Pratt Museum: Investing In Our Future
The national award-winning Pratt Museum is dedicated to the exploration of people and place in the Kachemak Bay region, one of the richest biological and cultural crossroads in Alaska. Built as Homer’s centennial project in 1968, the Pratt has become one of the nation’s leading community museums. Partnerships with such entities as the National Park Service, National Geographic, and Cornell Laboratory of Ornithology have propelled the Pratt’s exhibits and programs far beyond the Museum’s walls. And prestigious grants from the nation’s leading museum, arts, and humanities institutions have underscored the groundbreaking work of this small museum, which has always been a source of pride for the local community.
Change Brings Opportunity
The Pratt has long been a gathering place for homesteaders, artists, Native Elders, and others, and the Museum remains a nexus of reflection and engagement for its community and visitors. Today, Kachemak Bay is witnessing dramatic environmental and cultural change that is transforming the very fabric of life in the region. The Pratt is now embarking on an ambitious capital project that will empower the Museum to work with its community and visitors to understand and respond to the dramatic changes unfolding in the region—and beyond.
The Museum is constructing a new facility and developing its 9.8-acre campus in the heart of downtown Homer. The new facility and improved grounds will enable the Pratt to:
Enrich Visitors’ Understanding of the Region and Their Own Lives
The Pratt’s current facility is an aging building with low-quality and limited gallery space and inadequate environmental systems. The new building—25% larger than the existing structure—will integrate all activities into one floor and will provide an exceptional experience for the Pratt’s 30,000 annual visitors and program participants. Fully ADA-compliant, the facility will be an attractive and inspiring venue for Museum and community events. Expanded gallery space will enable the Pratt to complete the final phase of its award-winning permanent exhibit, Kachemak Bay: An Exploration of People and Place. New exhibits on climate change, fish camp in contemporary Dena’ina life, and other themes that have recently emerged through community conversations will explore the most pressing issues we face today.
Serve As a Place to Gather, to Learn, to Reflect
The Pratt is the community’s living room, classroom, and place for sharing. And yet the Museum has no space designated for lively interaction and learning. Currently, community and education programs occur in galleries—disrupting exhibits and gallery visitors. New dedicated space for education programs and community gatherings will prioritize learning and dialogue. Here, speakers and program leaders will have access to first-class presentation tools. A new research and conservation lab will serve as a place where students and scholars can advance our collective understanding of the Kachemak Bay region through in-depth study of Pratt collections. The lab will enable on-site object conservation, and the research room will provide a quiet location for the recording of oral histories and the examination of collections.
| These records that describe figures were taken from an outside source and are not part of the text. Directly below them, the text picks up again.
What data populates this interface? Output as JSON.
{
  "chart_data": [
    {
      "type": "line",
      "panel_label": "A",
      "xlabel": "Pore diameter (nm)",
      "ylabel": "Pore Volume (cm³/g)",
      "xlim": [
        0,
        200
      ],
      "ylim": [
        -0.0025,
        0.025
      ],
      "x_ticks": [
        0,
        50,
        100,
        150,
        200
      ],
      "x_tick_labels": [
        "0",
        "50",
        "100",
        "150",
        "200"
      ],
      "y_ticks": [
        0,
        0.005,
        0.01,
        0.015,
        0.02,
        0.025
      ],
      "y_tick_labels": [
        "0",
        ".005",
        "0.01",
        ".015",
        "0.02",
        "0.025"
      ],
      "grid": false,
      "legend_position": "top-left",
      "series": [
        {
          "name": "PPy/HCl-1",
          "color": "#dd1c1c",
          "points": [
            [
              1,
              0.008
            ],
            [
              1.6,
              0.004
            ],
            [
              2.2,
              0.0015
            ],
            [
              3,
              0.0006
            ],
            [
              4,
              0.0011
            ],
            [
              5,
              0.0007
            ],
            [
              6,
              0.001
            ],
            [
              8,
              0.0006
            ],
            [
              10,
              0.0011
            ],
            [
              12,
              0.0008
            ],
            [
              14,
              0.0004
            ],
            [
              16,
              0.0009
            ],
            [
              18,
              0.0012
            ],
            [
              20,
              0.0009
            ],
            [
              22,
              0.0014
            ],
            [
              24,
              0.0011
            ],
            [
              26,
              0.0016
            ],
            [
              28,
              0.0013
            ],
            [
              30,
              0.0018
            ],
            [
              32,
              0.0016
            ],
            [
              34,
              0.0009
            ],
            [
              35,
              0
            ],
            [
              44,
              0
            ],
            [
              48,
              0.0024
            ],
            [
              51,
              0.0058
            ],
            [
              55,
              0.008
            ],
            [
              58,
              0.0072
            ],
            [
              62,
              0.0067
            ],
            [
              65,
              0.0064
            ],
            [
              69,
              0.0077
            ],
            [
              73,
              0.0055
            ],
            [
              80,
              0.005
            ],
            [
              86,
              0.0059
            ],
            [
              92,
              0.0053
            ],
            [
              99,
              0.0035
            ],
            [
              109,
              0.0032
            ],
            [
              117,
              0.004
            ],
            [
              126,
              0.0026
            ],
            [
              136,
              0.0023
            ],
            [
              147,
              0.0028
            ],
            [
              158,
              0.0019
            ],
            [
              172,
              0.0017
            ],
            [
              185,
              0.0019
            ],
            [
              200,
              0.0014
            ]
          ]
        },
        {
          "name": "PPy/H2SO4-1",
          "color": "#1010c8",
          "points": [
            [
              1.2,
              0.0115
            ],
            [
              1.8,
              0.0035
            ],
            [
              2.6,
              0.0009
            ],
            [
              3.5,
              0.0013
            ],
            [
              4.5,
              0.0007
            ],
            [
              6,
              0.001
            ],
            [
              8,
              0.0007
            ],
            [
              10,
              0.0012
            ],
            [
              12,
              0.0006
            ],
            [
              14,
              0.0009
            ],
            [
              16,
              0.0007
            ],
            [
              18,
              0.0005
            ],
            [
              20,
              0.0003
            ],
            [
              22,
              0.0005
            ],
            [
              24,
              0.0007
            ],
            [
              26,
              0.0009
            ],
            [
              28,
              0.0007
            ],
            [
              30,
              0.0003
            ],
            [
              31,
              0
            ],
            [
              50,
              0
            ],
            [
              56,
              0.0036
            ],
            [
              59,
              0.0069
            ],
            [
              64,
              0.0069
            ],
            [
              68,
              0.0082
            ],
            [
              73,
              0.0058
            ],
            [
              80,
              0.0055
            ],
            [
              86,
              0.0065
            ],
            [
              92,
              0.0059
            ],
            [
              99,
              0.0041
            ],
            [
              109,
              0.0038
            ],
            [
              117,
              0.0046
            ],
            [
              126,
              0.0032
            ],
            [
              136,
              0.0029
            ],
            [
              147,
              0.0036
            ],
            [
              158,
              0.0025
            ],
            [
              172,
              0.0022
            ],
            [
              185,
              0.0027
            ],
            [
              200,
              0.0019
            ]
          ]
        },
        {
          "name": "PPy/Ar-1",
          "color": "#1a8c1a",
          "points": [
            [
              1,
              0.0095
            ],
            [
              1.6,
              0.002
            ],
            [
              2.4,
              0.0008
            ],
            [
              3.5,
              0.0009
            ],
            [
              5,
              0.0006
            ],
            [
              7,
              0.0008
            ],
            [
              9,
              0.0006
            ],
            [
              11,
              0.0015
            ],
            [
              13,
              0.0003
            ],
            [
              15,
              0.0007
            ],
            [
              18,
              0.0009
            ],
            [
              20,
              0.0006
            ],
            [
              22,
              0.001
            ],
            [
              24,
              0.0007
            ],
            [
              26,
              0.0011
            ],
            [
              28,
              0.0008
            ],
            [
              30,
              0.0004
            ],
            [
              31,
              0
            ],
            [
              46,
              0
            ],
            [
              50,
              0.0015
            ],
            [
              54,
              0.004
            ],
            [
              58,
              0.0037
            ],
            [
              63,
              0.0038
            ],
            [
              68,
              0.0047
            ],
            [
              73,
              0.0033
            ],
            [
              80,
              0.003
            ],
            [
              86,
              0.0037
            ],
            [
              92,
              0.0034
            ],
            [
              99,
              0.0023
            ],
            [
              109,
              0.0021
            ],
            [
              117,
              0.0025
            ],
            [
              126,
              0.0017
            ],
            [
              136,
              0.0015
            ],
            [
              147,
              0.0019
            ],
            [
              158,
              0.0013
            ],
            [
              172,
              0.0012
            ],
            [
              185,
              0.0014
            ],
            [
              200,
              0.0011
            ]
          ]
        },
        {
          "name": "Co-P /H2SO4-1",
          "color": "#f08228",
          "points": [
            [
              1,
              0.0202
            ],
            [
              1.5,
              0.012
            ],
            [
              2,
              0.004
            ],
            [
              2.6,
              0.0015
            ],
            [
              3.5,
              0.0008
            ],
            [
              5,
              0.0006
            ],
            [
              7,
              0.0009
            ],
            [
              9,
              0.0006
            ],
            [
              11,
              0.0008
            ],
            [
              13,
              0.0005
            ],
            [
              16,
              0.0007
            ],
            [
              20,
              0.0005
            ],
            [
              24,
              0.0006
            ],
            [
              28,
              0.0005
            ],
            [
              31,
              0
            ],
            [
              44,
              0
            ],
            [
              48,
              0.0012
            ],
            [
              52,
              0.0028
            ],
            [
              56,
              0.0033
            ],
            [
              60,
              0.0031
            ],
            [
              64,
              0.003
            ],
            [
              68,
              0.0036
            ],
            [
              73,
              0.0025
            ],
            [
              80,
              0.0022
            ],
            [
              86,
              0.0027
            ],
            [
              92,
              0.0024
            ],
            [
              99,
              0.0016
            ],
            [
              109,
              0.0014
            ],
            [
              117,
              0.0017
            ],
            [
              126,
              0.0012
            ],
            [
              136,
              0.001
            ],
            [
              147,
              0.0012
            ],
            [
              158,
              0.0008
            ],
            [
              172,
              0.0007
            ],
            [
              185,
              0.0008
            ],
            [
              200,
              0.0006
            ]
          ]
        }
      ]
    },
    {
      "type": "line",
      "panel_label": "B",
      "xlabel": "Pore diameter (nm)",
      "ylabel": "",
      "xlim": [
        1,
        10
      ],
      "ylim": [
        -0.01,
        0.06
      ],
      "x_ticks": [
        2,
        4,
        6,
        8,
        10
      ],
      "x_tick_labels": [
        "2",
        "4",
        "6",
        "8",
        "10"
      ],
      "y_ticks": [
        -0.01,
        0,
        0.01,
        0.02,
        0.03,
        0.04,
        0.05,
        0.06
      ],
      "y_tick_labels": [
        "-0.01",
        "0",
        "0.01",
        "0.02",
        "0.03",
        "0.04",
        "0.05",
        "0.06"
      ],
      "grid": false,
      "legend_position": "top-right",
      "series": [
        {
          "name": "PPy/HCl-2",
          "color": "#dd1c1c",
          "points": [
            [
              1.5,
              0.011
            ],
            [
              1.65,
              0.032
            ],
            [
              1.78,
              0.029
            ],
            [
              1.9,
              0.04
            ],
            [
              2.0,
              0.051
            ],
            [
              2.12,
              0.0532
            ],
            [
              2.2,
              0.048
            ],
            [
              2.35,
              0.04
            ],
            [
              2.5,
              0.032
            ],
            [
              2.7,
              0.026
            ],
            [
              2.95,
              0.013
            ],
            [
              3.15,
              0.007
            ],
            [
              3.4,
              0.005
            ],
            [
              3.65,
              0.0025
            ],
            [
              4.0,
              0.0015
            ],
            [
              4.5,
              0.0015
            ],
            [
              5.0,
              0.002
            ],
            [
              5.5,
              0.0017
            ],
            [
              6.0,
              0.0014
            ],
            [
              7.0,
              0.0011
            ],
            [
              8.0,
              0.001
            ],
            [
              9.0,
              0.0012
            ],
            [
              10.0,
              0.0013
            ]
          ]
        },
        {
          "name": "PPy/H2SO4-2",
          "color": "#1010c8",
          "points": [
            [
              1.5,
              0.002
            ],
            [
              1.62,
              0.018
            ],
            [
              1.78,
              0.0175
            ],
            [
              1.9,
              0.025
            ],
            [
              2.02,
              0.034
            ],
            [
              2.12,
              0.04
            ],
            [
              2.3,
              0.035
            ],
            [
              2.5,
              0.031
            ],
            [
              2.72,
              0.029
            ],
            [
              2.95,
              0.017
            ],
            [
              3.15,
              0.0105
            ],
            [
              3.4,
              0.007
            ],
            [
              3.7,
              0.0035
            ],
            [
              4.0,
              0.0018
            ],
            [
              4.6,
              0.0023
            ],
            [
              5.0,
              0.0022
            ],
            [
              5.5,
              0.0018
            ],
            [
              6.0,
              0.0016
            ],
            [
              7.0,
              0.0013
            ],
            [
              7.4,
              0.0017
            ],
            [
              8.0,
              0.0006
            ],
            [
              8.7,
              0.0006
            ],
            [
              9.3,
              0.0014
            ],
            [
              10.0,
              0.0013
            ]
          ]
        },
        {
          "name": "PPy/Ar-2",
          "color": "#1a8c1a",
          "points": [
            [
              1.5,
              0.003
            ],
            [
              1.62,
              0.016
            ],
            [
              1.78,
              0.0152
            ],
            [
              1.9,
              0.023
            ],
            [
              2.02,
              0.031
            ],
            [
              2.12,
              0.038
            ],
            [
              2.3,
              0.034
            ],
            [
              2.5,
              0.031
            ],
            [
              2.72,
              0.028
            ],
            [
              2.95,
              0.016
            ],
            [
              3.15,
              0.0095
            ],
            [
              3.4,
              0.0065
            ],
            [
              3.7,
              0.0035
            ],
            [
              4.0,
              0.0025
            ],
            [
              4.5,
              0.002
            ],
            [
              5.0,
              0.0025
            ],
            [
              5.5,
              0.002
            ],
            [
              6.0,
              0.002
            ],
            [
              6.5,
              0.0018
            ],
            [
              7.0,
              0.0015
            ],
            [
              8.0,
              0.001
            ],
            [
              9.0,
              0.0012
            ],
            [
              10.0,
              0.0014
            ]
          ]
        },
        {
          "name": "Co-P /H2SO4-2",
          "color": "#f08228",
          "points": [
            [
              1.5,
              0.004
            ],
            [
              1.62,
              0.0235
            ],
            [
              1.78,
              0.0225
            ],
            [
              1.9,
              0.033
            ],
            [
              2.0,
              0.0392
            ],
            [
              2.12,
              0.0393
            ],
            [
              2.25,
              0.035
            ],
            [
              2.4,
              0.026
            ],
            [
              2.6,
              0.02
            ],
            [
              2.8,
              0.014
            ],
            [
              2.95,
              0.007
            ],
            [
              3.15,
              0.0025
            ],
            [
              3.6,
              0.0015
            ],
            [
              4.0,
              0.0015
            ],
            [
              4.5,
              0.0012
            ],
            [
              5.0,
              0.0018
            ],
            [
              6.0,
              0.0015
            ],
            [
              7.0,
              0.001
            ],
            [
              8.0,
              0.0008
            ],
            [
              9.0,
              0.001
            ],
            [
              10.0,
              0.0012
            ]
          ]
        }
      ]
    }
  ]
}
Keep the Pratt’s Promise: Preserve Collections into the Future
The Pratt’s collections include 24,000 objects in art, anthropology, history and natural sciences and are a valuable resource in the region for education and research. The new facility will provide expanded collections storage space with much-needed state-of-the-art environmental controls. New back-of-house areas and support facilities will provide opportunities for the Pratt to engage curators and exhibits from across the state and nation.
Ignite Exploration Beyond the Museum’s Walls
Development of the Pratt’s wooded campus—located in Homer’s Central Business District—will showcase Woodard Creek, Homer’s largest urban stream. Wilderness qualities will remain in some areas of the site, while others will feature lively gatherings, exhibits, and performances. Trails and accessible paths will welcome individuals of diverse ages and abilities.
Put Stewardship into Action
The new facility will maximize function, efficient use of space, and aesthetic appeal. Building systems will be energy efficient, keeping operating costs at a minimum. Gallery and collections storage spaces will include advanced temperature and humidity controls, and work areas will take advantage of natural light.
Help Build the Future of the Pratt . . . and the Community
The Pratt Museum is the community’s historical anchor. The vitality of this institution contributes tangibly to local quality of life, helping make Homer a place where people want to live, work, and play. This project represents the first major capital initiative the Museum has undertaken in its 59-year history. This ambitious step will allow the Pratt to continue to be a resource for learning and a place of meaningful conversation decades into the future. And it will position the Pratt to provide critical continuity as we seek to navigate an uncertain future.
Your support will help build the future of the Pratt Museum. Your participation will help deepen our collective understanding of the Kachemak Bay region. Your gift will inspire dialogue, lifelong learning, and community engagement. Your contribution is needed as we strive to reflect on the past, explore the present, and understand how we can shape our future.